Bunnies Don't Belong in Easter Baskets (Unless They're Made of Chocolate)

Spring is here, and for many, Easter is coming. This holiday has many traditions for church-goers and families, but there's one tradition we can do without: the use of bunnies as a mascot for this holiday.

Sure, rabbits may be a pagan symbol of fertility, which is fitting for the start of Spring. The Easter Bunny, Easter's Santa-equivalent or even the Cadbury bunny with his fake bok-bok-bok, would be OK -- except people get this grand idea of giving real bunnies to their children or loved ones as presents, without knowing much about these creatures. When the novelty of a cute bunny on Easter morning wears of and the reality of long-term care sets in, these pets are surrendered to shelters, given away on Craigslist or released into nature where a tamed house rabbit is incapable of fending for itself like its wild-born brethren.

Although rabbits are the third most common companion mammal, they are often misunderstood. As a lagomorph caregiver for the past 10 years, let me fill you in on some facts about these furry little dudes.

Rabbits are herbivores, prey animals, with a different demeanor from their dog and cat counterparts. That's not to say bunnies aren't aggressive. Rabbit warrens aren't exactly dens of cuddles. Wild rabbits are territorial and will viciously fight each other. It's not uncommon in nature to see rabbits with missing eyes or ripped-off noses.

But your average house rabbit isn't like that. They are incredibly vulnerable -- lacking the sort of roaming confidence of carnivorous dogs and cats. Bunnies have evolved to hide their weaknesses, even if they are sick. Owners have to keep a close eye on any subtle changes in their bun's behavior, which could be a sign of illness.

Bunnies have the best poker faces, but they are also incredibly expressive.

They dance in circles when they are happy.

They stomp their feet at signs of danger, warning their warren-mates of predators.

They will rub their chins over every surface of your home that they can reach, claiming it as their own.

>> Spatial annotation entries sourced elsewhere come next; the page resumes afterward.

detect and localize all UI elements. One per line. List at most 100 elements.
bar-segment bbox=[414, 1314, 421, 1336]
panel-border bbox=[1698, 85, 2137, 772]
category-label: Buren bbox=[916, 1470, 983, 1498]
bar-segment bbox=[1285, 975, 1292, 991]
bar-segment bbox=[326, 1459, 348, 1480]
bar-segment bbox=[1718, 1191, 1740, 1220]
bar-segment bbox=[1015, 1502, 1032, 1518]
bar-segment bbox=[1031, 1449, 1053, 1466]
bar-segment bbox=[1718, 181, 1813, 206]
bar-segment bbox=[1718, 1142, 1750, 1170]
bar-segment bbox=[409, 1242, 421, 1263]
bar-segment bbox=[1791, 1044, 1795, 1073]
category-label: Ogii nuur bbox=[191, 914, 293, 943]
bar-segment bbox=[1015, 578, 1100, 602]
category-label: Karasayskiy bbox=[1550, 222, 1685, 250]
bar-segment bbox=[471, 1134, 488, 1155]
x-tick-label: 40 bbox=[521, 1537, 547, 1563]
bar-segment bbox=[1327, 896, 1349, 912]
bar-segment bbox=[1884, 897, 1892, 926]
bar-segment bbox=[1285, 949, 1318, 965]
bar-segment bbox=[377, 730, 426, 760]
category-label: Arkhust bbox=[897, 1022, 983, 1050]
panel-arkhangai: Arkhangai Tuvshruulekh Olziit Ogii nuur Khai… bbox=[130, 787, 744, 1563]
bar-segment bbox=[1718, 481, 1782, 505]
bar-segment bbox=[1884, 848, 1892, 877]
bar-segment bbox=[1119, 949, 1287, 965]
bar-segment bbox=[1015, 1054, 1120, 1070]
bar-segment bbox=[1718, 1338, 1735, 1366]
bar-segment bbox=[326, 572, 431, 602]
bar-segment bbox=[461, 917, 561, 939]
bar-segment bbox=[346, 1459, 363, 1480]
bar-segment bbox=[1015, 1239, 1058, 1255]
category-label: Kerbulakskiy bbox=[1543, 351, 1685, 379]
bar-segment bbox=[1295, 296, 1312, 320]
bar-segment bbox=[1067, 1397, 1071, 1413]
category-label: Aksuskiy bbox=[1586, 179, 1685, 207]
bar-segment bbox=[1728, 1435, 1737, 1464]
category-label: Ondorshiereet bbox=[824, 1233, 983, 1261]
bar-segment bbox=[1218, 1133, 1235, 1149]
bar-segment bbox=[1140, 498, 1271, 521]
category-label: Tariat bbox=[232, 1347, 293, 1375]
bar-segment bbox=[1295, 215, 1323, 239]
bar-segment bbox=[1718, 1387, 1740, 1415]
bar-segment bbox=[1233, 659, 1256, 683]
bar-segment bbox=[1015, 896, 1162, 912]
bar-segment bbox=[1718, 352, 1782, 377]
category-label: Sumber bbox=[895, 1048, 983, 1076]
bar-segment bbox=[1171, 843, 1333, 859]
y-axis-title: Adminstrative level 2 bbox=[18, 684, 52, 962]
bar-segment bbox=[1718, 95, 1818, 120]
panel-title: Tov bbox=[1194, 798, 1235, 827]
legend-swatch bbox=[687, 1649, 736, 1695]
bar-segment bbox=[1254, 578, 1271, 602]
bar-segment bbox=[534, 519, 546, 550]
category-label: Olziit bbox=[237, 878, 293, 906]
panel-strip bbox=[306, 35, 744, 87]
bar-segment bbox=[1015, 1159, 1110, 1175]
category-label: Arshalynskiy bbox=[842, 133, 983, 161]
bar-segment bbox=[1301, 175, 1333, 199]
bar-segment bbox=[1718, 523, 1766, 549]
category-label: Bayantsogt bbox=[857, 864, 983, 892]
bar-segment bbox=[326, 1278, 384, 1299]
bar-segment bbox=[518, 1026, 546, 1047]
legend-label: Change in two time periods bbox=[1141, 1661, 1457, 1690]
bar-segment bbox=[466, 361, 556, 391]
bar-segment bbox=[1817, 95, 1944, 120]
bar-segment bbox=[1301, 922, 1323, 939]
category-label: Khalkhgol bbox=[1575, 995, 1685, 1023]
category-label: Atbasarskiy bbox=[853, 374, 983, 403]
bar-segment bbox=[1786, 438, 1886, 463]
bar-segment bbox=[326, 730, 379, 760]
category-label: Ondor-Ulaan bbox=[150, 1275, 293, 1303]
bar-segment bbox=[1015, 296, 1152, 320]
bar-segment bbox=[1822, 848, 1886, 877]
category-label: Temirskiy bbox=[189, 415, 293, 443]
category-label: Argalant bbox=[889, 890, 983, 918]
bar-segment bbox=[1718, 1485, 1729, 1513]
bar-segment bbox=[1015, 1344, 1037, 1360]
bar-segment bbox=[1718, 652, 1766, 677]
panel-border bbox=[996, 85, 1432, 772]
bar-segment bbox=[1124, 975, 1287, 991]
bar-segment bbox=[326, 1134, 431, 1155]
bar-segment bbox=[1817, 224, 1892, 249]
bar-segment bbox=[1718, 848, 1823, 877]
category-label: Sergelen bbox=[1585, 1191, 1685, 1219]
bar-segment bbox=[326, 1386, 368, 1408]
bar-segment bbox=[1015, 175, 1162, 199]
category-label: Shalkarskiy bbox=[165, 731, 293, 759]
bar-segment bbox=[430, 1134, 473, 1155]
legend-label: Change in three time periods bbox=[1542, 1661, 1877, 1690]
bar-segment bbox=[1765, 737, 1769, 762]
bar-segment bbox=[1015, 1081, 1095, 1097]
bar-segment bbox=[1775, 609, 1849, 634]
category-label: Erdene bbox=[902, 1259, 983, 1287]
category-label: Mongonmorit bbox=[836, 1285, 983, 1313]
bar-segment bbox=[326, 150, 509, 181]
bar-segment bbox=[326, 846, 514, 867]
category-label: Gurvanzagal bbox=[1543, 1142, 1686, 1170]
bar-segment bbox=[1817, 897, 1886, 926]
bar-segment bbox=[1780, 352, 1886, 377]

Even you.

They chew incessantly and will destroy your books, baseboards and furniture.

They fancy electrical cords and some have electrocuted themselves this way.

They are silent -- unless they are in mortal pain.

Then, they scream.

And, no, they do not lay eggs. Chocolate, or otherwise.

Are you prepared for a march hare to make your home into their own personal Mad Tea Party? Are you ready to make sure your bunny friend always has hay and ample leafy greens to keep from getting gastrointestinal stasis? Did you know that they are companion animals that will get sad and lonely when you don't play with them? Are you ready to love this new addition to your home for the next ten years, or more?

If this is something that sounds good to you, the House Rabbit Society is a great resource for information about how to care for the new four-legged and cotton-tailed member of your household. If not, then the only bunny that ends up in your Easter basket should be made of chocolate.

Let's make a new holiday tradition: unless there is thorough research, a discussion and an agreement about care and ownership, let's not use pets as presents.

Chocolate animals are more than sufficient.